Boeing and S&P 500 Performance
“We must focus our resources on performing and innovating in areas that are core to who we are, rather than spreading out too many efforts that may underperform and underinvest,” Ortberg said in a memo to employees Friday. . .
Last week, S&P Global Ratings warned the company that it was at risk of being downgraded to junk status because the halt in production of Boeing’s best-selling 737 Max and 767 and 777 planes would cost the company more than $1 billion a month. This estimate includes previously announced cost cuts, including furloughs, hiring freezes and suspension of most purchase orders for affected aircraft.
Bank of America aerospace analyst Ron Epstein wrote in a note last Friday that Boeing “faces problems with quality, labor relations, program execution and cash burn, which could lead to an ongoing doom loop cycle.” “It appears to have occurred,” he said.
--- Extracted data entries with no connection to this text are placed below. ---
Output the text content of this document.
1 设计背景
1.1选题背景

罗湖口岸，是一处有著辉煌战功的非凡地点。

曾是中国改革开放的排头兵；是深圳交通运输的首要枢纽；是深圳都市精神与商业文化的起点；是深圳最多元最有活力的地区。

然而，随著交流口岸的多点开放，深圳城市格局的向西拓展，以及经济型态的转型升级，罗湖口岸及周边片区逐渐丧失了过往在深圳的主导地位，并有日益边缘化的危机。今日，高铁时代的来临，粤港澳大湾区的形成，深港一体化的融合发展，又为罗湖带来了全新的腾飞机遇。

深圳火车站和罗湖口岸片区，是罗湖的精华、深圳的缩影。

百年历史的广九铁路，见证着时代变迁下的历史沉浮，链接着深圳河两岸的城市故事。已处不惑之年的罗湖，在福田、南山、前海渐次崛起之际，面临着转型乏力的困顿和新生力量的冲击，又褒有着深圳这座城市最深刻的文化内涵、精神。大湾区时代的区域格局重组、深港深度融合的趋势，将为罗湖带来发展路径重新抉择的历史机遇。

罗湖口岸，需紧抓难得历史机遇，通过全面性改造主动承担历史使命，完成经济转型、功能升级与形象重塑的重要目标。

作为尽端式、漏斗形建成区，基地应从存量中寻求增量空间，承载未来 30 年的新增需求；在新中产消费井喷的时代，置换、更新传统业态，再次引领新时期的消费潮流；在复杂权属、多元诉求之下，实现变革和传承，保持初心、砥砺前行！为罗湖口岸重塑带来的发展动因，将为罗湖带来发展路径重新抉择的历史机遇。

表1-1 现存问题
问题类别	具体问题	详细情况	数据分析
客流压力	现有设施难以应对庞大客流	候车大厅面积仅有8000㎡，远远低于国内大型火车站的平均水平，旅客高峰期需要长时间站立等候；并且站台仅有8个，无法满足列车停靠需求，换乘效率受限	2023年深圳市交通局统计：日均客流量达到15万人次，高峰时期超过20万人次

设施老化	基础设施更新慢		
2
He said Boeing’s initial financial announcement on Friday is expected to result in up to $15 billion in capital raising.
A Boeing 737 fuselage on a railcar at the Spirit AeroSystems plant in Wichita, Kansas, USA, Monday, July 1, 2024.
Nick Oxford | Bloomberg | getty images
The announced job cuts come after Boeing and the rest of its aerospace supply chain struggled to hire and train new mechanics and other professionals after buying out and laying off thousands of workers during the pandemic.
Boeing’s instability could spread to its suppliers. Boeing’s 737 fuselage manufacturer; Spirit AerosystemsThe spokesperson added that the company was considering furloughing workers under its cost-cutting contingency plan but had not yet made a decision. Boeing is in the process of acquiring the company.
“They’re probably telling us a story about cost cutting,” Aboulafia said of Boeing’s recent cost cuts. “When has something not working stopped you from trying again?”